Sparse Join Indexes and Tactical Queries | Database Design | Teradata Vantage - Sparse Join Indexes and Tactical Queries - Advanced SQL Engine - Teradata Database

Database Design

Product
Advanced SQL Engine
Teradata Database
Release Number
17.05
17.00
Published
June 2020
Language
English (United States)
Last Update
2021-01-22
dita:mapPath
qby1588121512748.ditamap
dita:ditavalPath
lze1555437562152.ditaval
dita:id
B035-1094
lifecycle
previous
Product Category
Teradata Vantageā„¢

Join indexes are particularly useful for tactical query applications. Join and Hash Indexes discusses join indexes more fully, but one interesting join index approach that is worth highlighting here for its relevance to tactical queries is the sparse join index.

Sparse join indexes include only a subset of a base table rows in their definition, using a WHERE clause to determine which base tables rows are retained and which are not (see Sparse Join Indexes). Sparse join indexes are quicker to build, faster to scan, and take up less disk space, depending on the degree of sparseness. Like all join indexes, sparse join indexes support single-AMP access when based on their primary index definition.

Sparse Join Index Defined on One Row Partition

A partitioned primary index can be defined on a join index as long as the index is not row compressed. You can also define a sparse join index on only one row partition of a row-partitioned base table by expressing sparseness-defining criteria that match the borders of the row partition.

Building sparse join indexes on row partitions of row-partitioned tables that support single-AMP access is frequently useful for situations in which tactical queries always have both the sparse-defining column (in this example, a date range that matches one row partition) and the primary index value (in this example, the store identifier) of the sparse join index.
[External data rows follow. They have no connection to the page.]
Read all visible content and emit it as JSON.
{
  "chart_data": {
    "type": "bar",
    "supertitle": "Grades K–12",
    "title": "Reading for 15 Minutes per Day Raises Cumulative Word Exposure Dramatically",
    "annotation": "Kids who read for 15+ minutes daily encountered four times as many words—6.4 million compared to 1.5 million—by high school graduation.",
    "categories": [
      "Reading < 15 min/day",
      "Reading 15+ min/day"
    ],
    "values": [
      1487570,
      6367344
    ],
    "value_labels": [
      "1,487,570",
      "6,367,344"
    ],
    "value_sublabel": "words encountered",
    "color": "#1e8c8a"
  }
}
Of course, the tactical queries also need to be accessing a similar subset of columns from the base table: the ones carried in the sparse join index.

A different sparse join index could be built independently on several different row partitions of the same row-partitioned table. As long as each query specifies a constraint that matches the sparse-defining columns for one of those sparse join indexes, the Optimizer can choose the appropriate one to use for the query.

The appropriate primary index for a sparse join index depends on what values the tactical queries specify when they are submitted.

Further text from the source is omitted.